NB: word on the grapevine is this book is being optioned for a movie starring Jennifer Lawrence . . .
Burial Rites is the story of Agnes Magnúsdóttir. Beheaded in 1830 for her part in a double murder, she was the last woman to be executed in Iceland. The novel follows her final days as imagined by young Aussie author, Hannah Kent. Kent heard about Agnes whilst on a Rotary exchange in Iceland. She was so intrigued that she went on to write a novel, instead of bumbling around and watching TV like 90 per cent of university students.
What’s to like?
First and foremost – Kent’s achingly beautiful prose. It’s the sort of book that totally silences my pesky inner critic and enables me to fall deeply and effortlessly into the story. Basically it makes me green with envy happy.

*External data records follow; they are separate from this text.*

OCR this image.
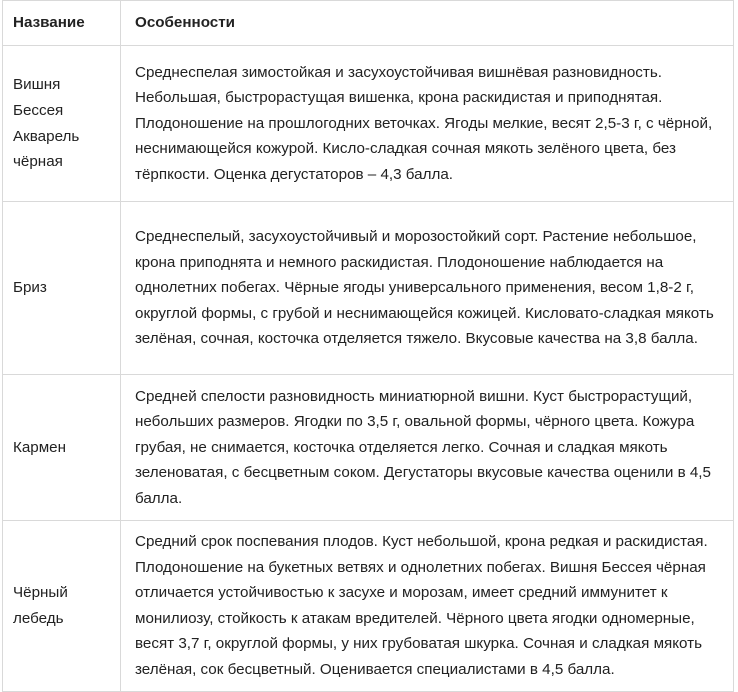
Название	Особенности

Вишня Бессея Акварель чёрная	Среднеспелая зимостойкая и засухоустойчивая вишнёвая разновидность. Небольшая, быстрорастущая вишенка, крона раскидистая и приподнятая. Плодоношение на прошлогодних веточках. Ягоды мелкие, весят 2,5-3 г, с чёрной, неснимающейся кожурой. Кисло-сладкая сочная мякоть зелёного цвета, без тёрпкости. Оценка дегустаторов – 4,3 балла.

Бриз	Среднеспелый, засухоустойчивый и морозостойкий сорт. Растение небольшое, крона приподнята и немного раскидистая. Плодоношение наблюдается на однолетних побегах. Чёрные ягоды универсального применения, весом 1,8-2 г, округлой формы, с грубой и неснимающейся кожицей. Кисловато-сладкая мякоть зелёная, сочная, косточка отделяется тяжело. Вкусовые качества на 3,8 балла.

Кармен	Средней спелости разновидность миниатюрной вишни. Куст быстрорастущий, небольших размеров. Ягодки по 3,5 г, овальной формы, чёрного цвета. Кожура грубая, не снимается, косточка отделяется легко. Сочная и сладкая мякоть зеленоватая, с бесцветным соком. Дегустаторы вкусовые качества оценили в 4,5 балла.

Чёрный лебедь	Средний срок поспевания плодов. Куст небольшой, крона редкая и раскидистая. Плодоношение на букетных ветвях и однолетних побегах. Вишня Бессея чёрная отличается устойчивостью к засухе и морозам, имеет средний иммунитет к монилиозу, стойкость к атакам вредителей. Чёрного цвета ягодки одномерные, весят 3,7 г, округлой формы, у них грубоватая шкурка. Сочная и сладкая мякоть зелёная, сок бесцветный. Оценивается специалистами в 4,5 балла.
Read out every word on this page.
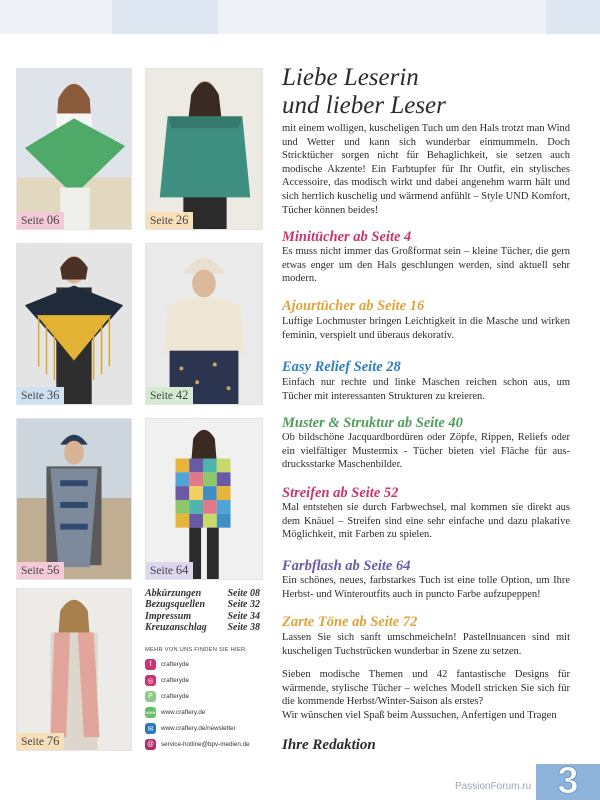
Seite 06	Seite 26
Seite 36	Seite 42
Seite 56	Seite 64
Seite 76
Abkürzungen	Seite 08
Bezugsquellen Seite 32
Impressum	Seite 34
Kreuzanschlag Seite 38
MEHR VON UNS FINDEN SIE HIER:
f	crafteryde
◎	crafteryde
P	crafteryde
www www.craftery.de
✉	www.craftery.de/newsletter
@	service-hotline@bpv-medien.de
Liebe Leserin
und lieber Leser
mit einem wolligen, kuscheligen Tuch um den Hals trotzt man Wind und Wetter und kann sich wunderbar einmummeln. Doch Stricktücher sorgen nicht für Behaglichkeit, sie setzen auch modische Akzente! Ein Farbtupfer für Ihr Outfit, ein stylisches Accessoire, das modisch wirkt und dabei angenehm warm hält und sich herrlich kuschelig und wärmend anfühlt – Style UND Komfort, Tücher können beides!
Minitücher ab Seite 4
Es muss nicht immer das Großformat sein – kleine Tücher, die gern etwas enger um den Hals geschlungen werden, sind aktuell sehr modern.
Ajourtücher ab Seite 16
Luftige Lochmuster bringen Leichtigkeit in die Masche und wirken feminin, verspielt und überaus dekorativ.
Easy Relief Seite 28
Einfach nur rechte und linke Maschen reichen schon aus, um Tücher mit interessanten Strukturen zu kreieren.
Muster & Struktur ab Seite 40
Ob bildschöne Jacquardbordüren oder Zöpfe, Rippen, Reliefs oder ein vielfältiger Mustermix - Tücher bieten viel Fläche für ausdrucksstarke Maschenbilder.
Streifen ab Seite 52
Mal entstehen sie durch Farbwechsel, mal kommen sie direkt aus dem Knäuel – Streifen sind eine sehr einfache und dazu plakative Möglichkeit, mit Farben zu spielen.
Farbflash ab Seite 64
Ein schönes, neues, farbstarkes Tuch ist eine tolle Option, um Ihre Herbst- und Winteroutfits auch in puncto Farbe aufzupeppen!
Zarte Töne ab Seite 72
Lassen Sie sich sanft umschmeicheln! Pastellnuancen sind mit kuscheligen Tuchstrücken wunderbar in Szene zu setzen.
Sieben modische Themen und 42 fantastische Designs für wärmende, stylische Tücher – welches Modell stricken Sie sich für die kommende Herbst/Winter-Saison als erstes?
Wir wünschen viel Spaß beim Aussuchen, Anfertigen und Tragen
Ihre Redaktion
3
PassionForum.ru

The book opens as Agnes is moved from her cell to the farm of District Officer, Jón Jónsson, where she will wait to die. There, she works side by side with his family who reluctantly take her in, facing the forces of the merciless Icelandic landscape. Kent describes the novels as a ‘dark love letter to Iceland.’ Her Iceland is a stunning, frightening setting and a perfect compliment to to Agnes as a character – who struggles for survival in every sense. One of my favourite images is where a character recalls seeing two icebergs colliding at sea, setting some driftwood alight and causing a fire to burn for days out on the freezing water.

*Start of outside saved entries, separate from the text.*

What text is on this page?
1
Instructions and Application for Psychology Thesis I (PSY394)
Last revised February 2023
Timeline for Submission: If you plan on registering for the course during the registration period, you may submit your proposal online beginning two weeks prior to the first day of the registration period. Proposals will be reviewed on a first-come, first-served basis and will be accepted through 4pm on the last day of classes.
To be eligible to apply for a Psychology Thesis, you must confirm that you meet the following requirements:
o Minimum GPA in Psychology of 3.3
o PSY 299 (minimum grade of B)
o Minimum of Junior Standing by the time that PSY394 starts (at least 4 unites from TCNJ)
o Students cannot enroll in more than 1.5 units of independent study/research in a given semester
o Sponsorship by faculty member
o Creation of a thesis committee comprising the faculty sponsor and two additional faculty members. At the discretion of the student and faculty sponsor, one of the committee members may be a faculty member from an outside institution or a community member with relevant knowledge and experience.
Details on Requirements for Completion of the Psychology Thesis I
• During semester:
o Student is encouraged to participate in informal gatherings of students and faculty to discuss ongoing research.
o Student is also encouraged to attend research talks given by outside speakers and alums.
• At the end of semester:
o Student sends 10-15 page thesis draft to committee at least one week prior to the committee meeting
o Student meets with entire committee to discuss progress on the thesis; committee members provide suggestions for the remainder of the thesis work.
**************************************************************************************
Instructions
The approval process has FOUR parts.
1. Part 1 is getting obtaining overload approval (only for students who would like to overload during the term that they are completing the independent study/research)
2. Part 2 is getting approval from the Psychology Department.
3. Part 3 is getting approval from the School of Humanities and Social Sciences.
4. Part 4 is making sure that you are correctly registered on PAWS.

Kent’s treatment of the question of Agnes’ innocence/guilt was particularly impressive. Apparently, she is sort of demonized in Icelandic memory – particular as the two people charged with her were teenagers at the time of the murders. Kent resists the urge to turn Agnes into martyr. First and foremost, Agnes is depicted as an ordinary human being – not evil but not blameless. She’s a person who is swept away by forces beyond her control – poverty, a poisonous love affair and the law of land that does not see shades of grey. As readers we discover this through the eyes of her young spiritual counsellor, Tóti, who discovers she is more willing to talk than to listen.

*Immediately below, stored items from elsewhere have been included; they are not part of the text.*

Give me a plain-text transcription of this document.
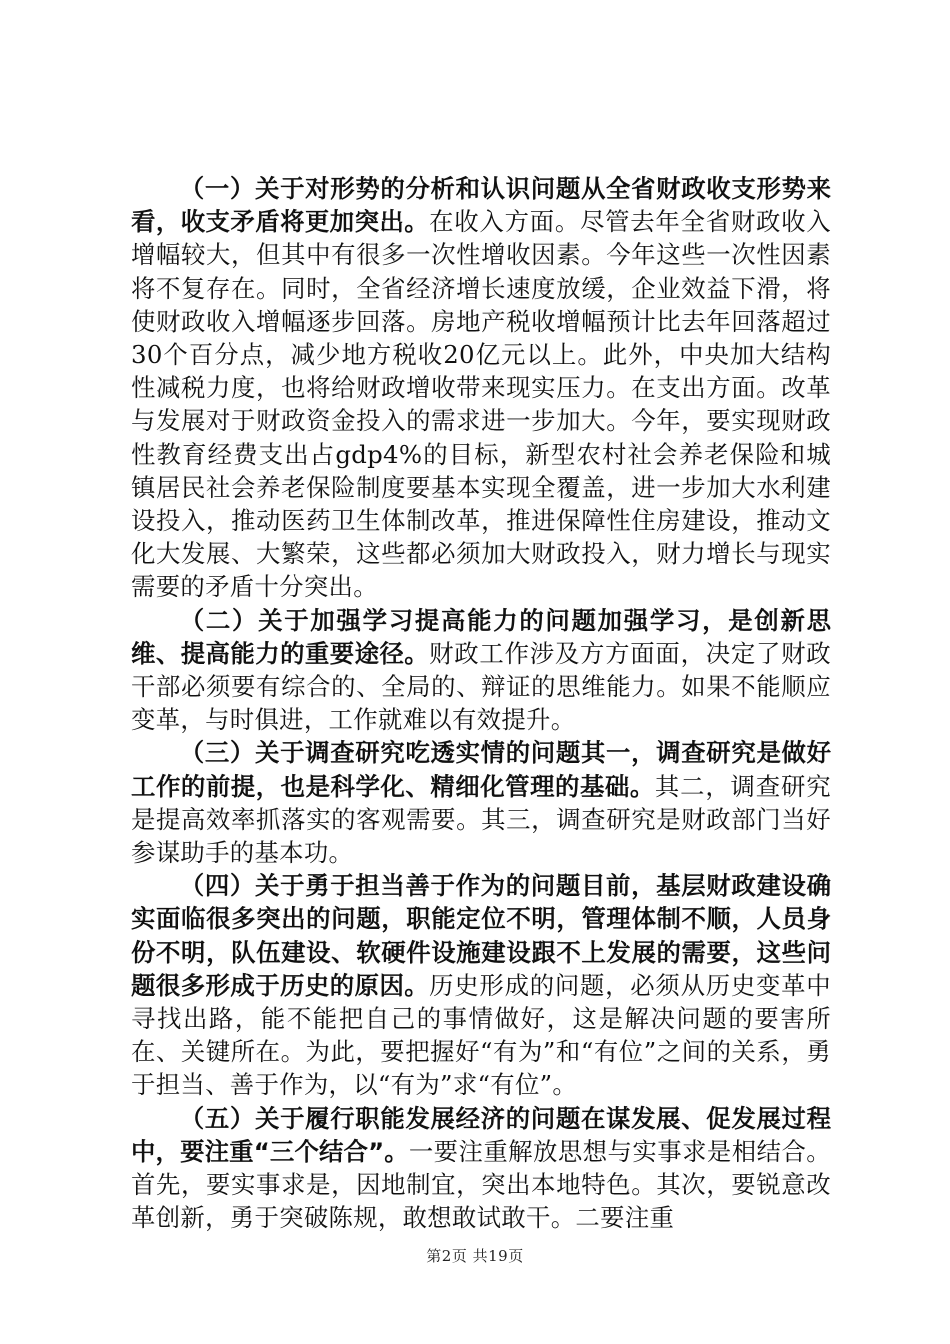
（一）关于对形势的分析和认识问题从全省财政收支形势来看，收支矛盾将更加突出。在收入方面。尽管去年全省财政收入增幅较大，但其中有很多一次性增收因素。今年这些一次性因素将不复存在。同时，全省经济增长速度放缓，企业效益下滑，将使财政收入增幅逐步回落。房地产税收增幅预计比去年回落超过30个百分点，减少地方税收20亿元以上。此外，中央加大结构性减税力度，也将给财政增收带来现实压力。在支出方面。改革与发展对于财政资金投入的需求进一步加大。今年，要实现财政性教育经费支出占gdp4%的目标，新型农村社会养老保险和城镇居民社会养老保险制度要基本实现全覆盖，进一步加大水利建设投入，推动医药卫生体制改革，推进保障性住房建设，推动文化大发展、大繁荣，这些都必须加大财政投入，财力增长与现实需要的矛盾十分突出。

（二）关于加强学习提高能力的问题加强学习，是创新思维、提高能力的重要途径。财政工作涉及方方面面，决定了财政干部必须要有综合的、全局的、辩证的思维能力。如果不能顺应变革，与时俱进，工作就难以有效提升。

（三）关于调查研究吃透实情的问题其一，调查研究是做好工作的前提，也是科学化、精细化管理的基础。其二，调查研究是提高效率抓落实的客观需要。其三，调查研究是财政部门当好参谋助手的基本功。

（四）关于勇于担当善于作为的问题目前，基层财政建设确实面临很多突出的问题，职能定位不明，管理体制不顺，人员身份不明，队伍建设、软硬件设施建设跟不上发展的需要，这些问题很多形成于历史的原因。历史形成的问题，必须从历史变革中寻找出路，能不能把自己的事情做好，这是解决问题的要害所在、关键所在。为此，要把握好“有为”和“有位”之间的关系，勇于担当、善于作为，以“有为”求“有位”。

（五）关于履行职能发展经济的问题在谋发展、促发展过程中，要注重“三个结合”。一要注重解放思想与实事求是相结合。首先，要实事求是，因地制宜，突出本地特色。其次，要锐意改革创新，勇于突破陈规，敢想敢试敢干。二要注重

第2页 共19页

Finally, Agnes’ attitude towards death is refreshingly relatable. She doesn’t march towards the executioner with her head held high and every hair in place. She has spent her whole life desperately clinging to life and although she begins to accept her fate, it still terrifies her. She’s not a religious person but she’s highly intelligent and educated – intriguingly literacy has been almost universal in Iceland since the late 1700s and even the poorest of the poor were taught to read and write. Although Agnes’ life is dramatically different from my experience as a contemporary middle-class Australian, she felt extremely relevant – maybe this is what attracted Kent to her story in the first place. The theme of death is treated in a thoughtful way and when we finally hear Agnes’s account of the murder, the scene is gut-wrenching rather cheap and shocking. Agnes finally faces her own end with the knowledge that this life is that that she has.
“You are not going home you are gone silence will claim you and suck your life down into its black waters and churn out stars that might remember you, but if they do they will not say . . . and if no one will say your name you are forgotten.”
I always know I’ve read something special when I’m left quiet and thoughtful after the final page. Burial Rites left me feeling desperately sad, yet immensely satisfied.